The board and the jury also diverged over the discussion of the role of Marin’s public transportation system in emergency preparedness. Though the jury argued that public transit was an underutilized resource, supervisors confirmed that the county’s emergency operations center coordinates with Marin Transit through the emergency radio system MERA. All operators for Marin Transit are trained to respond to and assist in emergency situations.
Despite these sticking points, the board largely agreed that all areas of preparedness should be revitalized.
The supervisors’ letter committed to streamlining vegetation management approaches in the new wildfire prevention program that the joint powers agency would develop, and updating existing codes and procedures as early as this fall. Cooperative compliance, as opposed to a punitive enforcement approach, is the goal.
The county is also working on publicizing evacuation routes countywide. In 2009, Marin fire agencies developed “mutual threat zone” maps, identifying primary and secondary evacuation routes and preferred evacuation zones. The information is available to mutual aid responders outside of the county, but has not been made publicly available.
Marin County Fire Chief Jason Weber explained at Tuesday’s meeting that the maps had to be washed of private information, such as gate codes, before being released.
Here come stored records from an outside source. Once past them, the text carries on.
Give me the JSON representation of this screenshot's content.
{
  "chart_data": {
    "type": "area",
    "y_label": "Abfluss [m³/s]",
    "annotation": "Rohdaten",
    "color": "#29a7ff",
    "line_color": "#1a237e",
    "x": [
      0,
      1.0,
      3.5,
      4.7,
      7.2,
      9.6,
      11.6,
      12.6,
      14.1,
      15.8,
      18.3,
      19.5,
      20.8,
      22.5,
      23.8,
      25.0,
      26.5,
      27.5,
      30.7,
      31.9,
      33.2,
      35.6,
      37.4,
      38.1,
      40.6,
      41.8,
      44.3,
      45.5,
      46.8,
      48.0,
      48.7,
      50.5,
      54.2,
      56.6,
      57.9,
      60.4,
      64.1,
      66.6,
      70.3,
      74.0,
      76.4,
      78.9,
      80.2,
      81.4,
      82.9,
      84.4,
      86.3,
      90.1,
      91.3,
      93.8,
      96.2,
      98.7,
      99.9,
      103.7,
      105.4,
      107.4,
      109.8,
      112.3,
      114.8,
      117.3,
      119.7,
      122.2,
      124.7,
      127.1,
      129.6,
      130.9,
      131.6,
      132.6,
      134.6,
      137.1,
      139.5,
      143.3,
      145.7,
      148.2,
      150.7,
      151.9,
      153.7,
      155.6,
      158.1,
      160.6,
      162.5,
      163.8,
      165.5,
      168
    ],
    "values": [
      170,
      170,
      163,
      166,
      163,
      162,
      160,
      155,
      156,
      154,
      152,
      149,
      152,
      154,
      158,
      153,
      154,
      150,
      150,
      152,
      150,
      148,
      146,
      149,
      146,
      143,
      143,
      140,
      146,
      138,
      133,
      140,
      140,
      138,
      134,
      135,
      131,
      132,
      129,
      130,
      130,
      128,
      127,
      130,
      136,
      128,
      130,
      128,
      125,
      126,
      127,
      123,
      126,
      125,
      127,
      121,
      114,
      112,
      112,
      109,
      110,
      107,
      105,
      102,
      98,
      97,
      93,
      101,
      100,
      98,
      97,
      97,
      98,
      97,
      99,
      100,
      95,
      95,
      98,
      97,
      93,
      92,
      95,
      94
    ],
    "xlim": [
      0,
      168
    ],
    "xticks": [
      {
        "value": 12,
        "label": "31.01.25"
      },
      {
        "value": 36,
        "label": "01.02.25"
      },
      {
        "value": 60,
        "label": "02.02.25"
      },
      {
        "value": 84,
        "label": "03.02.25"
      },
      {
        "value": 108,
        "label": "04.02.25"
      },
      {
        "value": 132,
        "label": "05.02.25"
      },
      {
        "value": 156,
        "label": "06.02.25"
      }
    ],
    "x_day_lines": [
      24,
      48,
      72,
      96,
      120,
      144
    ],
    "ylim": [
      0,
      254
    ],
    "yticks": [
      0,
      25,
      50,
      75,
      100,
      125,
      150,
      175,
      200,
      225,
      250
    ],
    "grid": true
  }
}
The board tasked the joint powers agency with further planning for larger-scale evacuations. “Strategies for how to implement measures during a no-notice emergency event would need to be developed, including flexibility to respond to the unique characteristics of each event and the ability to implement measures with limited time, personnel and equipment,” the board wrote. “Coordination with public works agencies and Caltrans would be necessary, and traffic modeling to test best routes and tactics would be needed to help quantify the benefits of different strategies and to support informed decision making.”
Supervisors also stressed that the countywide wildfire prevention program will include a comprehensive education program, one of the jury’s most commonly cited concerns.
Though responses to the jury’s April report are not due until July 18, the Inverness Public Utility District—which pairs with the fire department for Inverness—submitted a response in June.
The district agreed there are too few trained vegetation inspectors and fuel reduction crews in the county. It also weighed in that the emergency alert systems don’t reach enough residents, that there are many areas where roads and infrastructure are inadequate for mass evacuations, and that there are insufficient public funds for wildfire preparedness education.